School districts would have to respond to complaints, and people who don’t like the outcome could appeal to the state Board of Education. If the board finds the school district in the wrong, it could suspend some or all of its waivers from state regulation.

The measure also bans training of school employees by anyone who advocates for the banned divisive concepts.
Despite assurances from sponsors that the measure won’t inhibit the ability to teach a full picture of American history, a number of teachers have voiced opposition. Amelia Copp, an intervention teacher at a Decatur elementary school, said she believes the bill will chill teachers’ speech in the classroom, as well as Copp’s ability to lead efforts to eradicate racism in schools. She said she fears conservative parents will be looking for opportunities to rat out teachers, and presented a petition to lawmakers opposing the measure earlier this year.

Copp said she was incensed by “the audacity that they think they can tell us what to teach, that they can censor us in the classroom.”

But she said that she’s a rule follower, and so are her coworkers. “Teachers are going to be afraid to teach anything regarding race and racism.”

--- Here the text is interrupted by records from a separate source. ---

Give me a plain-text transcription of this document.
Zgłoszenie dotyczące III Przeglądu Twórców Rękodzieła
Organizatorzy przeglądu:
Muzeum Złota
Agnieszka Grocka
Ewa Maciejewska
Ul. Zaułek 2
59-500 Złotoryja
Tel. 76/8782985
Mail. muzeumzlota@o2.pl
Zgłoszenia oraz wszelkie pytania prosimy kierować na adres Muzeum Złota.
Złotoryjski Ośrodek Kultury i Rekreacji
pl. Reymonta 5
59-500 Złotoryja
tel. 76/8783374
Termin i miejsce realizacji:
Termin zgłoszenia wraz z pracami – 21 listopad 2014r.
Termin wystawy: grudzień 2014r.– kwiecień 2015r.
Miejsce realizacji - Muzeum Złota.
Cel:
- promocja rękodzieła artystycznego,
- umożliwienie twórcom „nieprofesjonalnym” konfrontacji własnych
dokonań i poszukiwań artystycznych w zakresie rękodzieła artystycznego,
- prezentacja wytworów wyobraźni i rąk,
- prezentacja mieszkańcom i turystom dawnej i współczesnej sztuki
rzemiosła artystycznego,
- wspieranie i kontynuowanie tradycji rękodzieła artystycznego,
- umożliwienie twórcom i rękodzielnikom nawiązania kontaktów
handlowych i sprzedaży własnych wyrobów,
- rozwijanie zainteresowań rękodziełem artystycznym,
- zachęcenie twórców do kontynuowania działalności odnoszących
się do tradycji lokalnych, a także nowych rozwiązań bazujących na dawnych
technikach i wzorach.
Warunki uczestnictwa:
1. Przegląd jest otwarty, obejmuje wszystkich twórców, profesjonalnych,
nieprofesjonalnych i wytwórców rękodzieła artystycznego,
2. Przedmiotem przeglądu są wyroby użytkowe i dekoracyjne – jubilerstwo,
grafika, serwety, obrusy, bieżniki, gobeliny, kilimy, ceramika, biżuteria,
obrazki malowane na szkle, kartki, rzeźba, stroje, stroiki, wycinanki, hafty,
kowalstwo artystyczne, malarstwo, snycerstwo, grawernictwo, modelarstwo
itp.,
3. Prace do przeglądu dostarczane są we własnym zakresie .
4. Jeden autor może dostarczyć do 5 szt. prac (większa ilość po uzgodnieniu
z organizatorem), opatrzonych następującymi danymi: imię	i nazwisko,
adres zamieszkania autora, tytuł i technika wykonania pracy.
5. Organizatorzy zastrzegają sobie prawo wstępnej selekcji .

Kemp has backed House Bill 1178, which he bills as a parent’s bills of rights. The measure passed the Senate 31-22 on Friday. It says parents have the right to review all classroom materials, the right to access all records relating to their child, the right to opt their child out of all sex education, and the right to prevent the creation of photos, videos and voice recordings of their children except for security purposes. Many of the rights already exist.
The law would require local school boards to develop procedures for parents to object to material used in the classroom.
“Parents have a right to be actively involved in their child’s learning experience,” Kemp tweeted after its passage. “This bill will ensure transparency in education by promoting a partnership between parents and educators.”
Opponents, though, warned the bill could worsen the relationship between parents and teachers and deluge schools with harassing requests.